Synthesis of nanometric iron oxide films by RPLD and LCVD for thermo–photo sensors

Iron oxide films were deposited on Si substrates by reactive pulsed laser deposition (RPLD) using a KrF laser (248 nm). These films were deposited too by laser (light) chemical vapor deposition (LCVD) using continuous ultraviolet photodiode radiation (360 nm). The deposited films demonstrated semiconducting properties. These films had large thermo-electromotive force (e.m.f.) coefficient (S) and high photosensitivity (F).

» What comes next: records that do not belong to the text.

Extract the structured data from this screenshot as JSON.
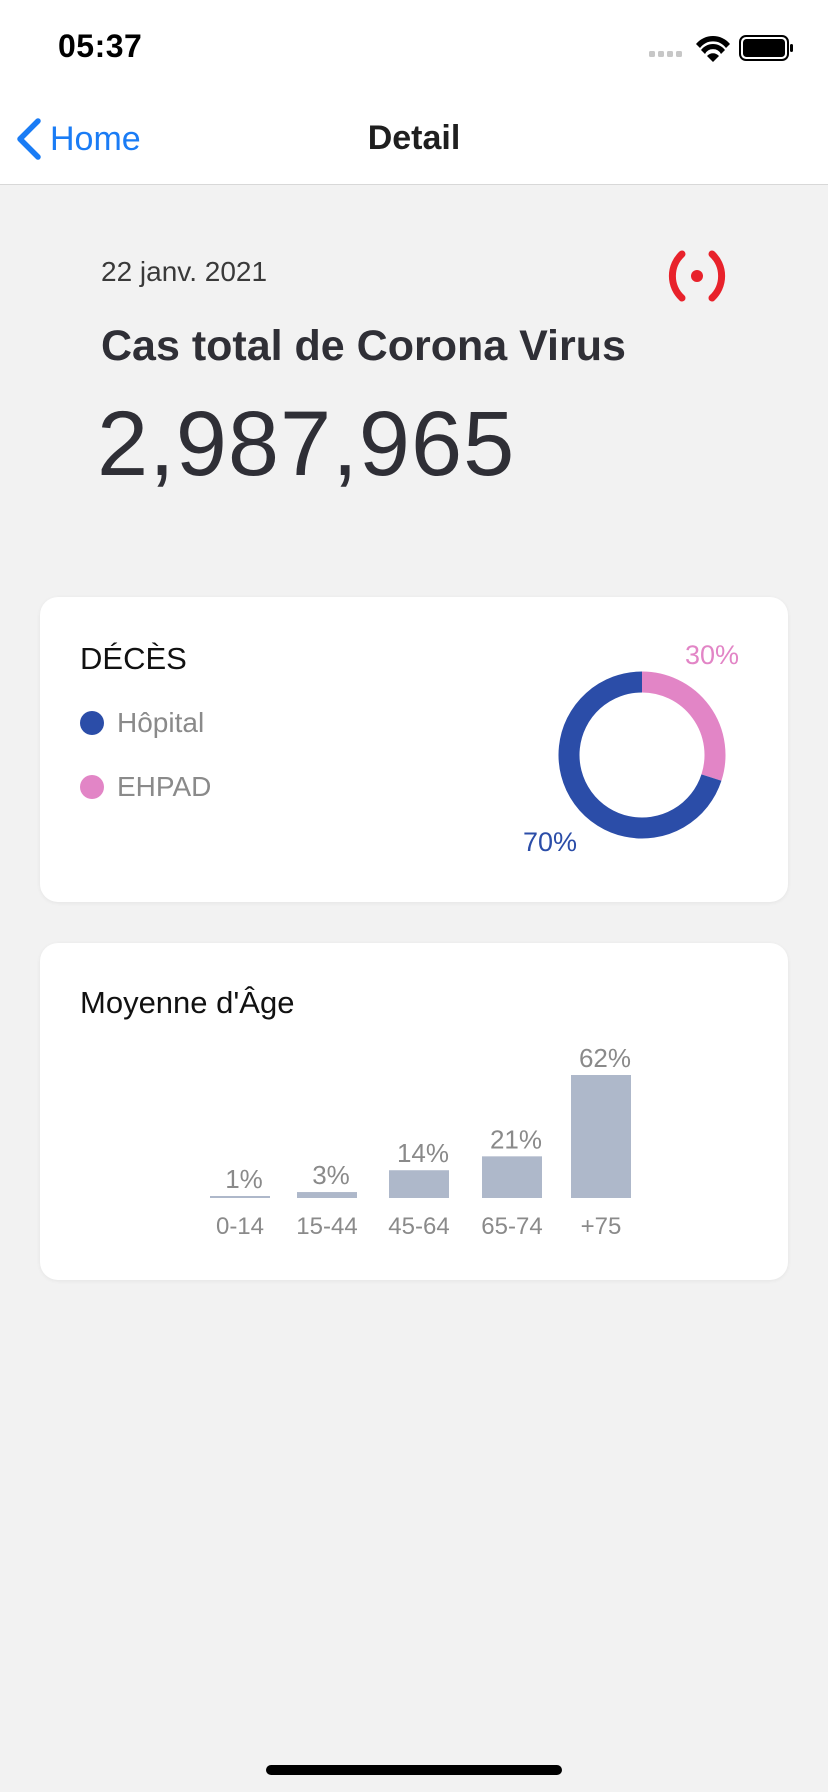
{
  "status_bar": {
    "time": "05:37"
  },
  "nav": {
    "back_label": "Home",
    "title": "Detail"
  },
  "summary": {
    "date": "22 janv. 2021",
    "title": "Cas total de Corona Virus",
    "total": "2,987,965"
  },
  "colors": {
    "hospital": "#2b4da8",
    "ehpad": "#e285c6",
    "bars": "#aeb8ca",
    "accent_blue": "#1a7cf5",
    "live_red": "#e8222b"
  },
  "deaths_card": {
    "title": "DÉCÈS",
    "legend": [
      {
        "label": "Hôpital"
      },
      {
        "label": "EHPAD"
      }
    ],
    "pct_hospital": "70%",
    "pct_ehpad": "30%"
  },
  "age_card": {
    "title": "Moyenne d'Âge"
  },
  "chart_data": [
    {
      "type": "pie",
      "title": "DÉCÈS",
      "categories": [
        "Hôpital",
        "EHPAD"
      ],
      "values": [
        70,
        30
      ],
      "legend": "left"
    },
    {
      "type": "bar",
      "title": "Moyenne d'Âge",
      "categories": [
        "0-14",
        "15-44",
        "45-64",
        "65-74",
        "+75"
      ],
      "values": [
        1,
        3,
        14,
        21,
        62
      ],
      "labels": [
        "1%",
        "3%",
        "14%",
        "21%",
        "62%"
      ],
      "ylim": [
        0,
        62
      ],
      "grid": false
    }
  ]
}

For films deposited by RPLD the S coefficient varied in the range 0.8–1.65 mV/K at 205–322 K. This coefficient depended on the band gap (E g ) of the semiconductor films, which varied in the range 0.43–0.93 eV. The largest F value found was 44 Vc/W for white light at power density I≅0.006 W/cm2. Using LCVD, iron oxide films were deposited from iron carbonyl vapor. For these films, the S coefficient varied in the range −0.5 to 1.5 mV/K at 110–330 K. The S coefficient depended on E g of the semiconductor films, which varied in the range 0.44–0.51 eV. The largest F value of these films was about 40 Vc/W at the same I≅0.006 W/cm2. Our results showed that RPLD and LCVD can be used to synthesize iron oxide thin films with variable stoichiometry and, consequently, with different values of E g . These films have large S coefficient and high photosensitivity F and therefore can be used as multi-parameter sensors: thermo–photo sensors.